Sean Snaith is the director of the Institute for Economic Forecast at the University of Central Florida.
He said some businesses benefit from access to undocumented workers who are willing to work for lower wages than U.S. citizens
“I think that’s part of the reason among others that there hasn’t really been a crackdown, as it were, trying to get a hold on who and how many people are coming into the United States,” Snaith said.
He said low-income U.S. workers are impacted by increased competition in the labor force because undocumented workers agree to do jobs for lower wages.
Snaith said if undocumented workers were to be removed from the equation, then businesses will have to pay higher wages for citizens.
That could impact how much consumers pay for goods and services, but it could also mean lower-income workers in the U.S. could face better pay for jobs currently occupied by undocumented workers.
“They would have to pay higher wages to documented workers or citizen workers than they would to someone who’s here illegally and was happy to work for these lesser wages,” Snaith explained.
In addition, a crackdown on undocumented migrants entering the country could also reduce the demand for things like housing, food and medical care — further driving down the cost of living for Florida residents.
“You need food.
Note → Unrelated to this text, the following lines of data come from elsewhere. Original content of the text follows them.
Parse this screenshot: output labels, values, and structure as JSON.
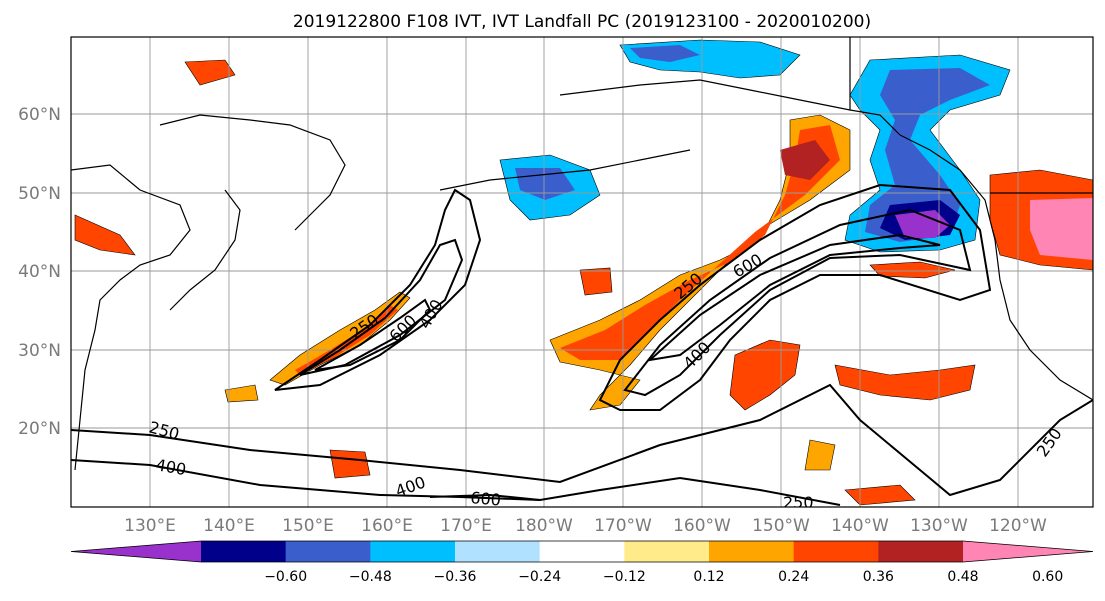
{
  "title": "2019122800 F108 IVT, IVT Landfall PC (2019123100 - 2020010200)",
  "axes": {
    "lat_labels": [
      "60°N",
      "50°N",
      "40°N",
      "30°N",
      "20°N"
    ],
    "lon_labels": [
      "130°E",
      "140°E",
      "150°E",
      "160°E",
      "170°E",
      "180°W",
      "170°W",
      "160°W",
      "150°W",
      "140°W",
      "130°W",
      "120°W"
    ]
  },
  "colorbar": {
    "colors": [
      "#9932cc",
      "#00008b",
      "#3a5fcd",
      "#00bfff",
      "#b0e2ff",
      "#ffffff",
      "#ffeb8a",
      "#ffa500",
      "#ff4500",
      "#b22222",
      "#ff86b4"
    ],
    "tick_labels": [
      "−0.60",
      "−0.48",
      "−0.36",
      "−0.24",
      "−0.12",
      "0.12",
      "0.24",
      "0.36",
      "0.48",
      "0.60"
    ]
  },
  "contour_labels": {
    "c250_a": "250",
    "c600_a": "600",
    "c400_a": "400",
    "c250_b": "250",
    "c600_b": "600",
    "c400_b": "400",
    "c250_c": "250",
    "c400_c": "400",
    "c400_d": "400",
    "c600_c": "600",
    "c250_d": "250",
    "c250_e": "250"
  }
}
You need shelter. You need medical care of some sort, and so those resources have to come from somewhere,” Snaith said.
It’s an issue facing border states in particular.
“Not everybody crosses in Texas and ends up in Iowa,” Snaith said. “So I think border states are faced with far more issues than perhaps the rest of the United States from this kind of large influx of people.”
Besides the economic impact, Ramirez said some of these workers have spent decades living in Florida. She said they have raised children here; there whole life is here, and they want to stay.